By this time Nina was aware that her father had killed a man. She was 15 when his face appeared on TV’s Australia’s Most Wanted and her mum called Crime Stoppers to offer information. It was then that Nina learned that the man she knew as her biological dad, Allan Ladd, was a dangerous criminal. A man in Albury, NSW, had been found beaten to death and Allan was the main suspect.
Nina’s heart was in her mouth. She knew that her mum had left her dad when she was a baby, that Allan was a “diamond in the rough” who suffered “a terrible childhood” which caused him to behave erratically.
Denise’s marriage hadn’t worked, she was told, because Allan was violent and she had left him to keep Nina and her brother Lex safe. But a killer?
As Nina tried to take in this new information she learned that there were mitigating circumstances to Allan’s crime. He was protecting his young son, Nina’s half-brother Conan. He had never intended to take someone’s life but snapped when he saw this man in bed with his son and then went on the run with Conan in tow. When the police finally caught Allan, then nine-year-old Conan, who hero-worshipped his father, came to live with Nina and her siblings for a while. It was confusing for everyone and for Nina the start of a descent into teenage angst. Allan was convicted of manslaughter but at the same time was painted as a devoted father saving his son from abuse.
But a decade later, Nina was now looking at the court report she had uncovered and reading a comprehensive blow-by-blow description of another killing, a vicious attack and strangulation of a 28-year-old Aboriginal woman followed by the perpetrator’s careless attempts to conceal the victim’s body in a hastily dug shallow grave. It was a heinous, hideous, brutal crime that had happened before Nina was even born.

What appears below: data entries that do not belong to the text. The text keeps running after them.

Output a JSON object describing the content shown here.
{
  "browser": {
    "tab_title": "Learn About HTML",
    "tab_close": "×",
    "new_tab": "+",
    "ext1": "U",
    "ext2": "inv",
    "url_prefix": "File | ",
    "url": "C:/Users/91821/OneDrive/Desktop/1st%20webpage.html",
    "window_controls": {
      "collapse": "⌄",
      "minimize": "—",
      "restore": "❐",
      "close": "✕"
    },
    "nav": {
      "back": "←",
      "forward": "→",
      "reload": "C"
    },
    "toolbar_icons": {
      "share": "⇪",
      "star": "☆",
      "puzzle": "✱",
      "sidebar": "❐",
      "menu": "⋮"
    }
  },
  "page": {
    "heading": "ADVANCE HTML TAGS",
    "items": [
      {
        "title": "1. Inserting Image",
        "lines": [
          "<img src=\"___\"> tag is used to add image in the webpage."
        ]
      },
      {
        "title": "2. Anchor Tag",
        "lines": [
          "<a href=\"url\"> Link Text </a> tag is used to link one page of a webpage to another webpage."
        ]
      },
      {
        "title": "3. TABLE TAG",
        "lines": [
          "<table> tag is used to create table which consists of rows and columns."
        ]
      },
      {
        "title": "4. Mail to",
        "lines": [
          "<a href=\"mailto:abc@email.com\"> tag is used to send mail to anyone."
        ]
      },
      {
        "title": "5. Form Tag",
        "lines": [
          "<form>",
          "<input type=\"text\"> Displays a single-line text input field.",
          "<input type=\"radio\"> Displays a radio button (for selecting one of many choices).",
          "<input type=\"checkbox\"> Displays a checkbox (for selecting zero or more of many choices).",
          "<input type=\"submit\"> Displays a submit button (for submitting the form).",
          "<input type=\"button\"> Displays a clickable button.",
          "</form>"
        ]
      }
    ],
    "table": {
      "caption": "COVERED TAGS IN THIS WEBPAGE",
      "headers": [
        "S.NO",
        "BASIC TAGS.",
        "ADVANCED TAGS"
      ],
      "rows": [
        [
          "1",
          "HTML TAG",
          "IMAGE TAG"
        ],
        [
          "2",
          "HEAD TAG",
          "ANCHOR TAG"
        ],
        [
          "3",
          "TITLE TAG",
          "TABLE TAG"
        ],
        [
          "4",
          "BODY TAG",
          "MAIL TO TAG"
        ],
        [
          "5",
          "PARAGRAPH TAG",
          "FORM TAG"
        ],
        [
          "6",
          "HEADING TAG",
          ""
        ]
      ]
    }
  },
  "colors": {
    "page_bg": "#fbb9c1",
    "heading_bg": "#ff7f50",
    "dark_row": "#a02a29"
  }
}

She was paralysed. She carried the genes of the man responsible, a psychopathic murderer whose capacity for cruelty seemed innate. “There was a lot of anger. There were a lot of feelings of betrayal,” Nina says of the moment she told her mother about the new information she had uncovered only to realise that Denise had known all along. “It was a lot, because it was all there in that legal terminology. There’s no softening. And here was a list of all of his crimes laid out in front of me. I wasn’t just angry at my mother; I felt numb and sick at the same time.”

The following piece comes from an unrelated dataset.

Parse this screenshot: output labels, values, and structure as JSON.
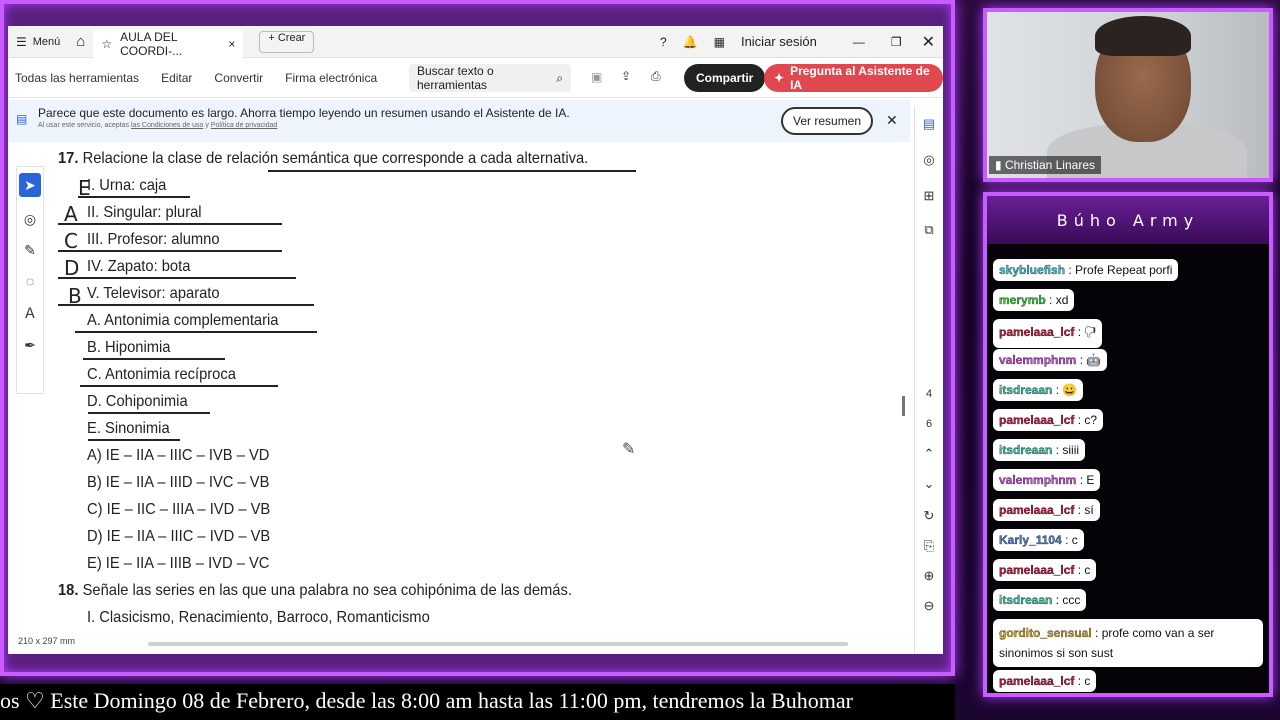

Nina started to question her own character - could she have inherited any of her father’s twisted personality? This was the catalyst for journalist Nina’s six-part 2018 podcast My Father The Murderer, which immediately topped the charts as she fearlessly investigated her father’s past and analysed her own reactions.
Denise agreed to participate in the podcast as an interviewee, though her immediate reaction was to hideaway. “We’re opposite kinds of people,” explains Nina. “She’s a head-in-the-sand kind of person. I’m a give me absolutely all of the information, let me research it and then I’ll describe how I feel about it kind of person.”
Ultimately Denise believed she owed it to her daughter to be involved. She felt intense guilt and this would be the start of her reparation. The podcast allowed mother and daughter to unpack a lot of their suppressed emotions. But there was more Nina wanted to say and she persuaded her mum to collaborate on a powerful new dual memoir which, for the first time, allows Denise to give her side of the story in her words.
One of the most compelling themes of the book is the idea of isolation. Nina had always known her family was different. She barely knew her biological dad – Allan Ladd – who drifted in and out of her life and instead the family patriarch was her wonderful stepfather Pete. Her two siblings each had different fathers and though they all rubbed along, Nina sensed a disconnect. She felt painfully different from her school friends with their “normal” family set-ups.